Just this week it was reported that scientists created synthetic life from computer-generated genomes. Mary Shelly’s Frankenstein foresaw the dangers and the responsibilities of life science and its link to one of the most fundamental and eternal questions about existence: What does it mean to be human? The impact of technology ups the ante in crucial ways. Science now pervades every aspect of human activity, including music and the arts.

This session is special for me because it represents a new way of working. For one thing we spent a week in California in a beautiful old mansion on a hilltop in Santa Clara County. That helps explain the relaxed quality to the playing. For another thing, the music was imagined in tandem with the creation of the Bill Morrison film Spark of Being, while watching clips and considering thematic elements. Finally, the integration of electronic music with live improvised forms became a part of the compositional process as never before. Most of the sounds here were created especially for this piece; many of them stem from sonic building blocks created in the refurbished villa that houses CCRMA, the Center for Computer Research in Music and acoustics at Stanford University.

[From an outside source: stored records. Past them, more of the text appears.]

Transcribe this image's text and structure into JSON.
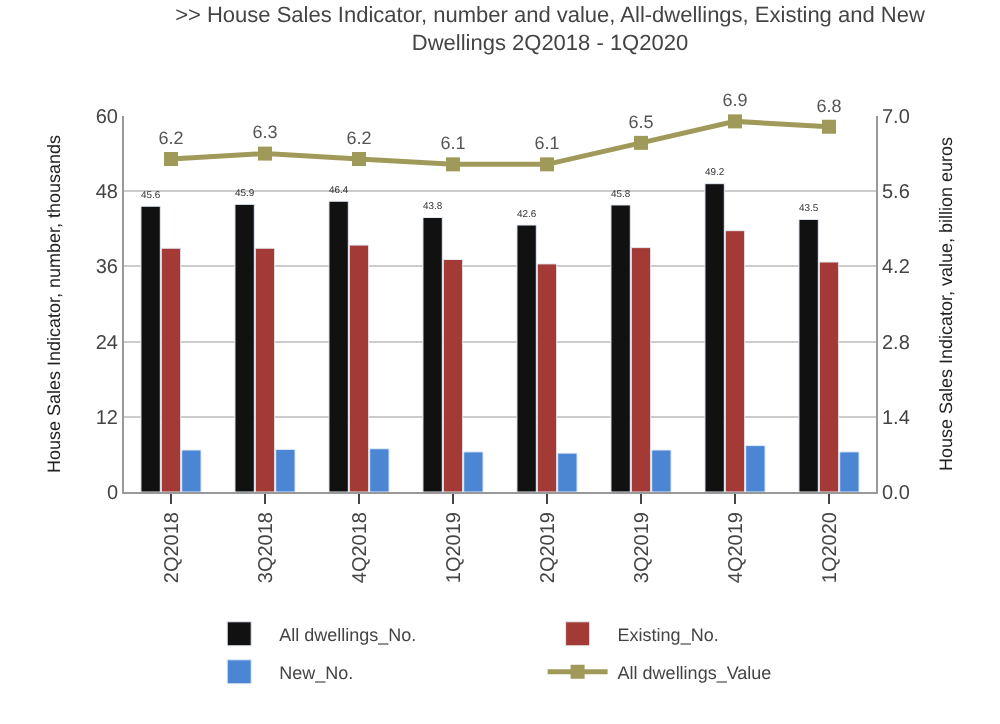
{
  "chart_data": {
    "type": "bar",
    "title": ">> House Sales Indicator, number and value, All-dwellings, Existing and New Dwellings 2Q2018 - 1Q2020",
    "ylabel": "House Sales Indicator, number, thousands",
    "y2label": "House Sales Indicator, value, billion euros",
    "categories": [
      "2Q2018",
      "3Q2018",
      "4Q2018",
      "1Q2019",
      "2Q2019",
      "3Q2019",
      "4Q2019",
      "1Q2020"
    ],
    "series": [
      {
        "name": "All dwellings_No.",
        "color": "#111111",
        "values": [
          45.6,
          45.9,
          46.4,
          43.8,
          42.6,
          45.8,
          49.2,
          43.5
        ],
        "value_labels": [
          "45.6",
          "45.9",
          "46.4",
          "43.8",
          "42.6",
          "45.8",
          "49.2",
          "43.5"
        ]
      },
      {
        "name": "Existing_No.",
        "color": "#a33a35",
        "values": [
          38.9,
          38.9,
          39.4,
          37.1,
          36.4,
          39.0,
          41.7,
          36.7
        ]
      },
      {
        "name": "New_No.",
        "color": "#4a86d4",
        "values": [
          6.7,
          6.8,
          6.9,
          6.4,
          6.2,
          6.7,
          7.4,
          6.4
        ]
      },
      {
        "name": "All dwellings_Value",
        "type": "line",
        "axis": "y2",
        "color": "#a09a5a",
        "marker": "square",
        "values": [
          6.2,
          6.3,
          6.2,
          6.1,
          6.1,
          6.5,
          6.9,
          6.8
        ],
        "value_labels": [
          "6.2",
          "6.3",
          "6.2",
          "6.1",
          "6.1",
          "6.5",
          "6.9",
          "6.8"
        ]
      }
    ],
    "ylim": [
      0,
      60
    ],
    "yticks": [
      0,
      12,
      24,
      36,
      48,
      60
    ],
    "y2lim": [
      0,
      7.0
    ],
    "y2ticks": [
      {
        "value": 0,
        "label": "0.0"
      },
      1.4,
      2.8,
      4.2,
      5.6,
      {
        "value": 7,
        "label": "7.0"
      }
    ],
    "grid": "y",
    "legend": "bottom"
  }
}
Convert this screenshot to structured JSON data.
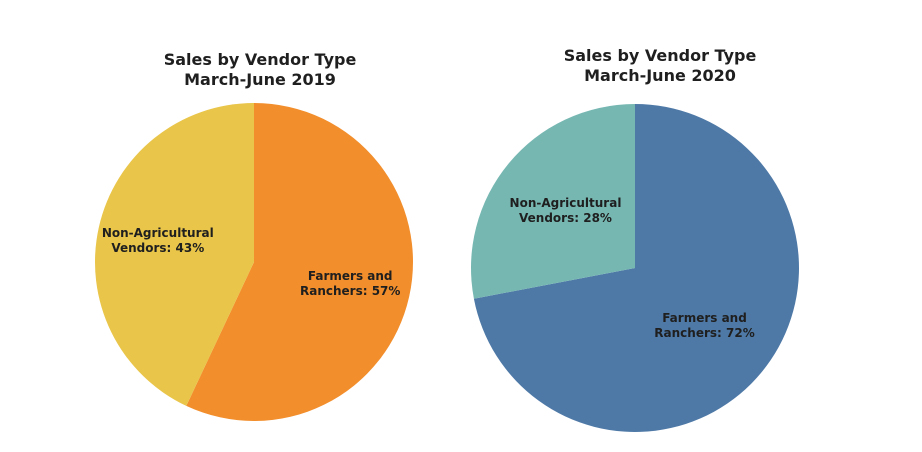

The music for Spark of Being was written around these themes, with empathy for Shelley’s creature, reflections on the circumstances of his creation, and the nexus between human creativity and technological innovation. On EXPAND, the second collection of these recordings, Keystone the band tears into the themes with relish.

On the song Spark of Being note the sonic palate DJ Olive has cobbled together from several sound sources, sensitively enfolding one of the first melodies I wrote after watching Bill’s film clips. Creature Theme brings together several of the main melodic, rhythmic, and harmonic motives interwoven throughout the score. Several of the rhythms were derived from Morse code; the main melodic idea was written during my first visit to the Stanford campus. Tree Ring Circus is a feature for drummer Gene Lake and he takes the constantly shifting rhythms to a whole new place. For me this piece is about growth and change. Fittingly, Bill brilliantly matched it to a sequence on the creature’s emotional and scholarly education. Observer is a canon that was orchestrated by Adam Benjamin in GarageBand using all the splendid native sounds inherent in that application. Adam masterfully catches the quirks in the melodies and manages to highlight them on the most unlikely synthetic instruments. The rest of us come in and try to play like humans. Chroma is based on understated dance rhythm and represents awedding scene in the film. Saxophonist Marcus Strickland plays a particularly poignant solo here. The version of Travelogue on this album shows the playful energetic push and pull of Brad Jones on the baby bass, along with willing collusion from Gene and Adam. For the soundtrack, Prologue is played simply as a theme with little improvisation. For EXPAND we decided to record a version of the tune with solos on the form, opening up the possibilities inherent in the melody.